Wednesday, May 30, 2012

Your image could save a stream

Vision systems have traditionally been employed in industrial applications to inspect products to ensure that they meet the requirements set down by manufacturers.

But with the advent of the camera-based mobile phone, new applications are coming on stream that allow individual members of the public to take part in so-called "citizen based"  projects in which they can capture images to help inspect the state of the environment.

In one such project called Creek Watch, folks across the world can monitor watersheds and report their conditions using an iPhone application developed by IBM Research. Every update provides data that local water authorities can then use to track pollution, manage water resources and plan environmental programs.

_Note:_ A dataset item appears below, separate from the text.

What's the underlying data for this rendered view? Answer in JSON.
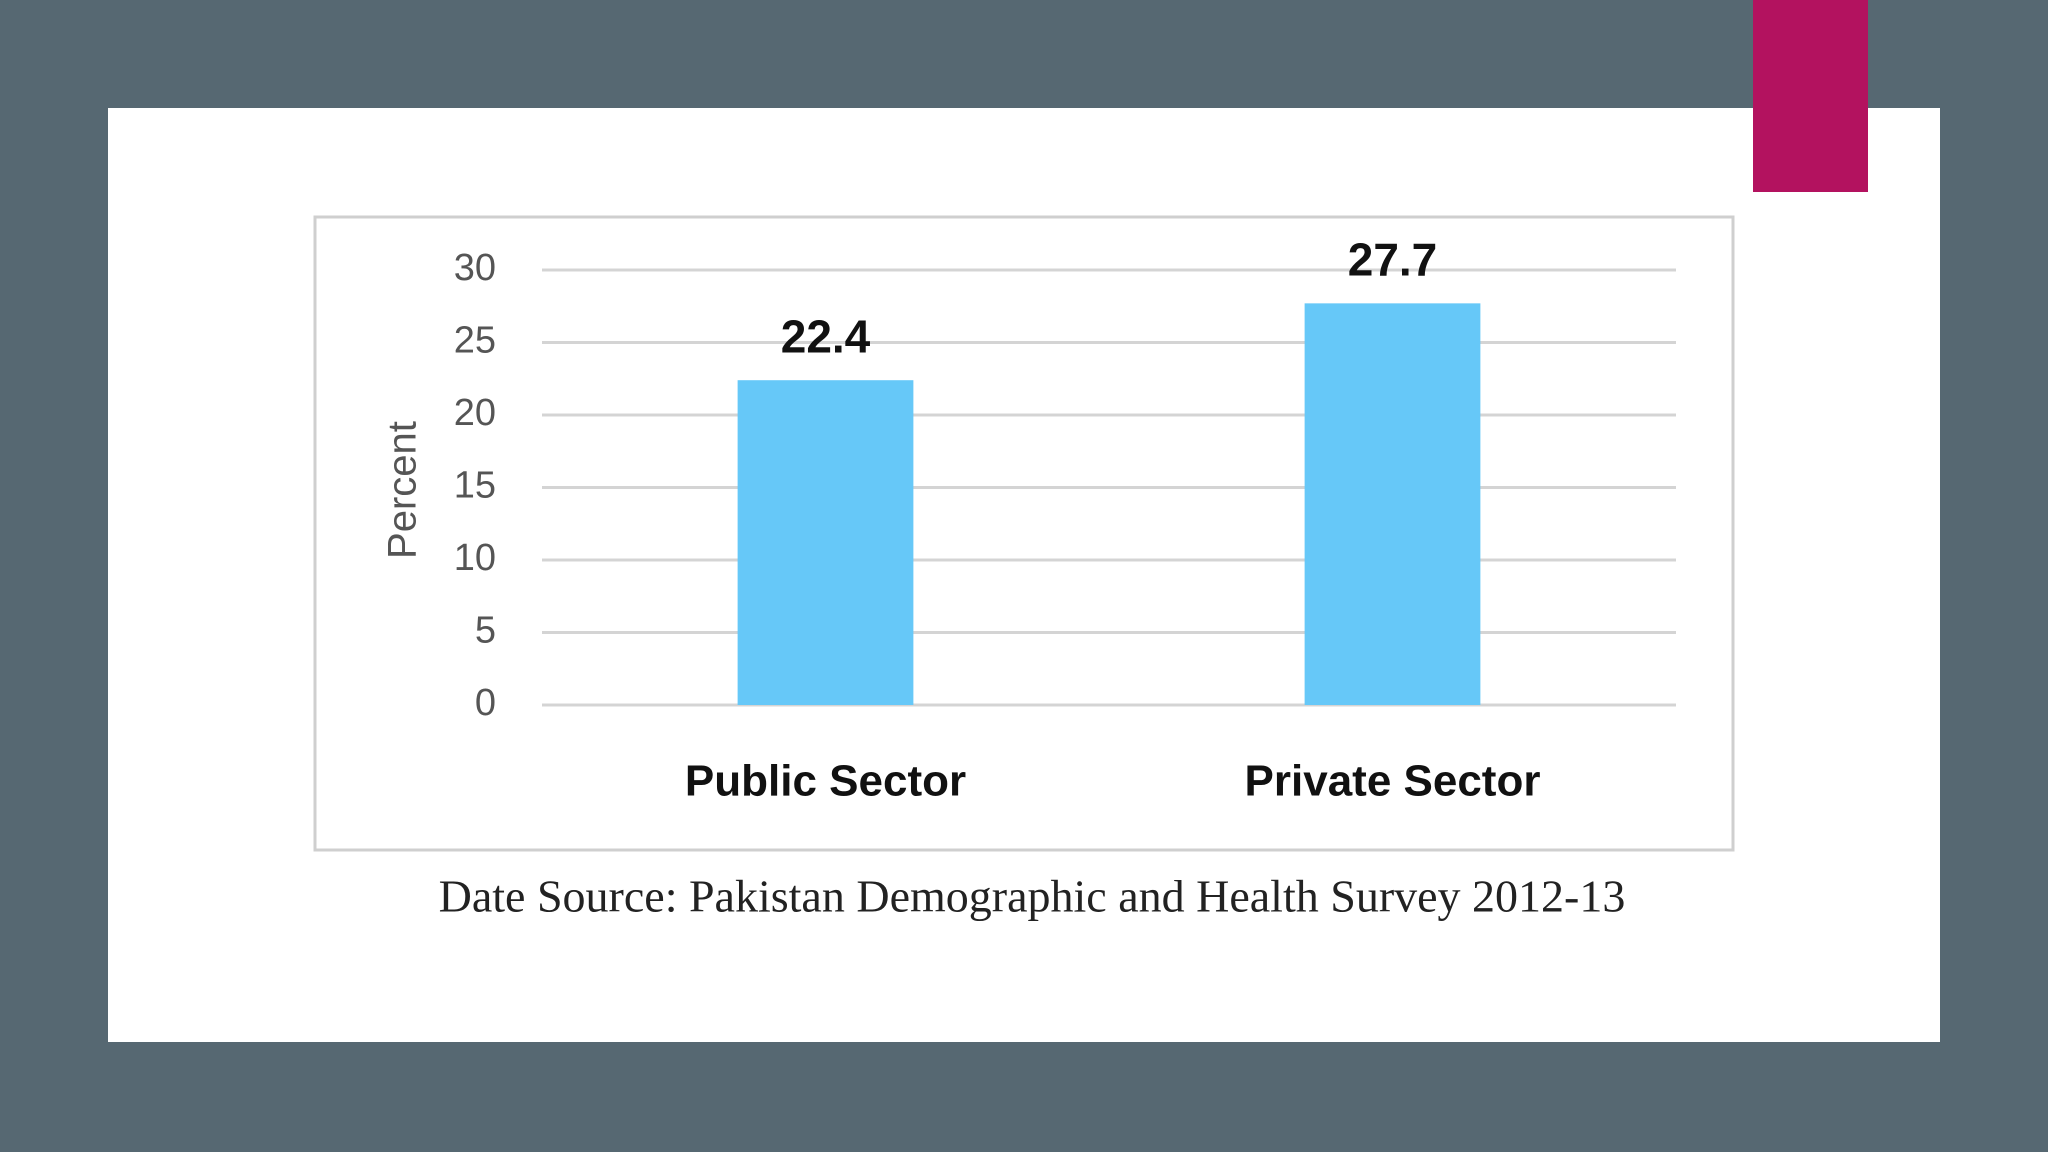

The free Creek Watch app is claimed to be easy to use. All individuals have to do is to stop by any waterway and, with the phone's GPS enabled, take a photo and submit three crucial pieces of data on the water level, flow rate and trash found.

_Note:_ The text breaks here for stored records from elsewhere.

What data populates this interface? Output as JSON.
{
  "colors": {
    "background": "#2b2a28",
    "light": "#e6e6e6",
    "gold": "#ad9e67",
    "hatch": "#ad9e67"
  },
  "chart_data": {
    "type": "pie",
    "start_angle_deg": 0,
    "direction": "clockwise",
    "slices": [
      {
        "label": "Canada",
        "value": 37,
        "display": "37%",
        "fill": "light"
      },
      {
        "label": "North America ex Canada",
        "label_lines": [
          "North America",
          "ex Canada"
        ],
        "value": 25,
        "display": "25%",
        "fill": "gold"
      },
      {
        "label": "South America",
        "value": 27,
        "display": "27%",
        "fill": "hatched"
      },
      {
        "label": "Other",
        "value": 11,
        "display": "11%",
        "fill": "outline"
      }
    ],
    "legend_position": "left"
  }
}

"That’s all it takes to play your part in helping conserve and protect your local water resources," said Christine Robson, an IBM computer scientist who helped develop Creek Watch. "No expertise or training is required. This is an exercise in crowd sourcing, where every individual is encouraged to become a citizen scientist and get engaged with their environment."

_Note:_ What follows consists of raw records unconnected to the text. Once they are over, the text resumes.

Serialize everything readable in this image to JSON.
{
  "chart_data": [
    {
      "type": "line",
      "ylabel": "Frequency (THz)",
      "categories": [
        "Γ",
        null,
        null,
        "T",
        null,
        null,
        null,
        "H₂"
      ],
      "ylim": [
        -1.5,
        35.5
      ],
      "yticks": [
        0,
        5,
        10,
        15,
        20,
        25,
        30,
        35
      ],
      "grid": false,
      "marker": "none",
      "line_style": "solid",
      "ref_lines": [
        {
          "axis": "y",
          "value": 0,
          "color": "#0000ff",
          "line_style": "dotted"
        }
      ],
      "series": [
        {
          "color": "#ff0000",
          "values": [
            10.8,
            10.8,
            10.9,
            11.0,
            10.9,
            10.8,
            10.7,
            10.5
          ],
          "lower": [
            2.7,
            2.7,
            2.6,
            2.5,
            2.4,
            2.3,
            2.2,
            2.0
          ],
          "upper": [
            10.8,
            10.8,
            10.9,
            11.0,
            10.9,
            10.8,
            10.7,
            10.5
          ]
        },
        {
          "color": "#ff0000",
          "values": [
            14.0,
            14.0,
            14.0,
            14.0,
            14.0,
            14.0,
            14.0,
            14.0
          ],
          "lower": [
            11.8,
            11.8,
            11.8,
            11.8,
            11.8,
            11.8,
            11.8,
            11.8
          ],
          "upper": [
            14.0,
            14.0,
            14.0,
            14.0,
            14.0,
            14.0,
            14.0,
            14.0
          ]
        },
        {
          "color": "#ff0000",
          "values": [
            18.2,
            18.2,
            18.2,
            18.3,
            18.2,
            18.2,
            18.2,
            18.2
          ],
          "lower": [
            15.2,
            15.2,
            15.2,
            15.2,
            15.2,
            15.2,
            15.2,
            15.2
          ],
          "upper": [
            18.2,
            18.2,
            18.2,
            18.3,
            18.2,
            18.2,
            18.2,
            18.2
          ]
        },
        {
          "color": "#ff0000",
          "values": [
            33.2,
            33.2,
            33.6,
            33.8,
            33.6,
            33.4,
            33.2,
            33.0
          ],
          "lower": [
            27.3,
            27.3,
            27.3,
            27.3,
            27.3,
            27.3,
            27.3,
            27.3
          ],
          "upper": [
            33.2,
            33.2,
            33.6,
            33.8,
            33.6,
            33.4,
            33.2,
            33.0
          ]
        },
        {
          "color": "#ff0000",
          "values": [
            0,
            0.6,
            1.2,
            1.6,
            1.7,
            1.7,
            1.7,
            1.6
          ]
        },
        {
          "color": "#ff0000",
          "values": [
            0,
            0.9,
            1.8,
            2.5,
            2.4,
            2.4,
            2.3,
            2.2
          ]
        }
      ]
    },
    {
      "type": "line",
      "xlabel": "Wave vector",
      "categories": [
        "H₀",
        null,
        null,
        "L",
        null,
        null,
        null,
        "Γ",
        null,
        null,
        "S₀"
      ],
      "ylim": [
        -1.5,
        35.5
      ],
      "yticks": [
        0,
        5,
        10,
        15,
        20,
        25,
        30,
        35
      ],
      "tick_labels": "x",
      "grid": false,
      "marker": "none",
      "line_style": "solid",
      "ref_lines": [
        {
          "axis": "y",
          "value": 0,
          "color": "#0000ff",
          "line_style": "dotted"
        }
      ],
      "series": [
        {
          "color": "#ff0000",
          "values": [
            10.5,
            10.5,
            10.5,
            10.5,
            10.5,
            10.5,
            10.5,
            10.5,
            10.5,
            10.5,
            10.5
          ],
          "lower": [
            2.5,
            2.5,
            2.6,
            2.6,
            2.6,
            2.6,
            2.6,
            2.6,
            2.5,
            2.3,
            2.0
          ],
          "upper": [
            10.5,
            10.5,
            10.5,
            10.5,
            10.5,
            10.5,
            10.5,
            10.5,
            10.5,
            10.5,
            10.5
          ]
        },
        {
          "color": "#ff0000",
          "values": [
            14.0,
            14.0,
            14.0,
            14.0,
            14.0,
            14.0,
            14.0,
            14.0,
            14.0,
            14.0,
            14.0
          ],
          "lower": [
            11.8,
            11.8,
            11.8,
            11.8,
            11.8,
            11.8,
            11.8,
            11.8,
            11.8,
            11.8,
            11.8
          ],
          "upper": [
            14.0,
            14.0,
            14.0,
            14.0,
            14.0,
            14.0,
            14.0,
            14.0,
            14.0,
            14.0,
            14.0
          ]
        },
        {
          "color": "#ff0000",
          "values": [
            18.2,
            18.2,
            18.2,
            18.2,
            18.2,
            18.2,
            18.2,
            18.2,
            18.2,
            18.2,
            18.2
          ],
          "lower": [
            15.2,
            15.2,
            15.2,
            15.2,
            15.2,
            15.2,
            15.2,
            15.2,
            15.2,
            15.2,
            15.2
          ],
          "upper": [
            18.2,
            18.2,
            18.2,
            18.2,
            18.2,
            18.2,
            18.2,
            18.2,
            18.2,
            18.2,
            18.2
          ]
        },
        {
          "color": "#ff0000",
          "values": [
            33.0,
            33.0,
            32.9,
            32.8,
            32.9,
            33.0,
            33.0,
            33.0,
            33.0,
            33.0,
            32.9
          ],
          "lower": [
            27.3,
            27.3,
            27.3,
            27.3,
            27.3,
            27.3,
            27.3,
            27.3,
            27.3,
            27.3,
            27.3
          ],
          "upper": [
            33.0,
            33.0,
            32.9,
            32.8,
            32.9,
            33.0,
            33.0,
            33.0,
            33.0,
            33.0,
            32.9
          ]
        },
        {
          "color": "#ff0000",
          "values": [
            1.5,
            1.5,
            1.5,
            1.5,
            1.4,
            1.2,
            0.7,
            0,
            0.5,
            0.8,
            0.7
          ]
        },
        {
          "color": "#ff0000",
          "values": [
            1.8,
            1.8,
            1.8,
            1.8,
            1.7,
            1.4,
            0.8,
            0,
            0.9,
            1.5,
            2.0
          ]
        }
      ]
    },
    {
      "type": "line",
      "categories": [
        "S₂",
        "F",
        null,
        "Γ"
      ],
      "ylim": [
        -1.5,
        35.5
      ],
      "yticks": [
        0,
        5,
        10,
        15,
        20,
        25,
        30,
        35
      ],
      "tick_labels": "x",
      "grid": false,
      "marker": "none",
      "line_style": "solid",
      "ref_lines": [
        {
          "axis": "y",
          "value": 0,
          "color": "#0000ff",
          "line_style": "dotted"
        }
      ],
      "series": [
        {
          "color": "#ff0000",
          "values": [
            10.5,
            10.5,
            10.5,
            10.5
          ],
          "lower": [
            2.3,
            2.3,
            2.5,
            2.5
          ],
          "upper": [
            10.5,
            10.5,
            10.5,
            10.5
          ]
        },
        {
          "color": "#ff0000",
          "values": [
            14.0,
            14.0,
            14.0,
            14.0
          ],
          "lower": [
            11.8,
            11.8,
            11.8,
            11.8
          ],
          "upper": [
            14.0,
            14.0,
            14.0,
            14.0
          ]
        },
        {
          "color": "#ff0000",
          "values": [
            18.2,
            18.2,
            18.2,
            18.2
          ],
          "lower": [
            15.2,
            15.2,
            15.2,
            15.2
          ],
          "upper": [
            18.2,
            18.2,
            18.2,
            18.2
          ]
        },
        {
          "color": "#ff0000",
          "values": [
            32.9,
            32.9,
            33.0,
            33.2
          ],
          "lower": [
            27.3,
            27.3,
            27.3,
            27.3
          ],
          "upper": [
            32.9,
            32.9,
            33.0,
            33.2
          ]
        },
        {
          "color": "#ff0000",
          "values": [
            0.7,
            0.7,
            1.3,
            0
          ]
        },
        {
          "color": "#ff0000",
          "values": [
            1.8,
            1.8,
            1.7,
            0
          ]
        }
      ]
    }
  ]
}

A new update to the app makes it easy for users to share their photos and findings on Facebook and Twitter, if they want to. The IBM researchers think that such postings are expected to encourage more users to use the app and allow them to collect more data.

IBM Research aggregates the Creek Watch reports and makes them available at, where water control boards and other interested parties can filter the data and view it as an interactive map or download a spreadsheet. The California State Water Control Board is the first entity to partner with IBM and use Creek Watch to monitor the thousands of miles of creeks and steams across its jurisdiction.

With the app in use in 25 countries so far, IBM researchers hope that Creek Watch adoption will continue to grow across the globe. "The iPhone's GPS system automatically ties each Creek Watch submission to a precise location, allowing water experts anywhere in the world to find local data to use for critical water management decisions," said Jeff Pierce, who leads the mobile computing research team at IBM's Almaden facility and helped develop Creek Watch.

I can't help but think that this Creek Watch app is a rather good idea. Let's hope the idea will encourage other folks in the computer business to develop similar apps that will empower the general public to use their cameras for the benefit of mankind.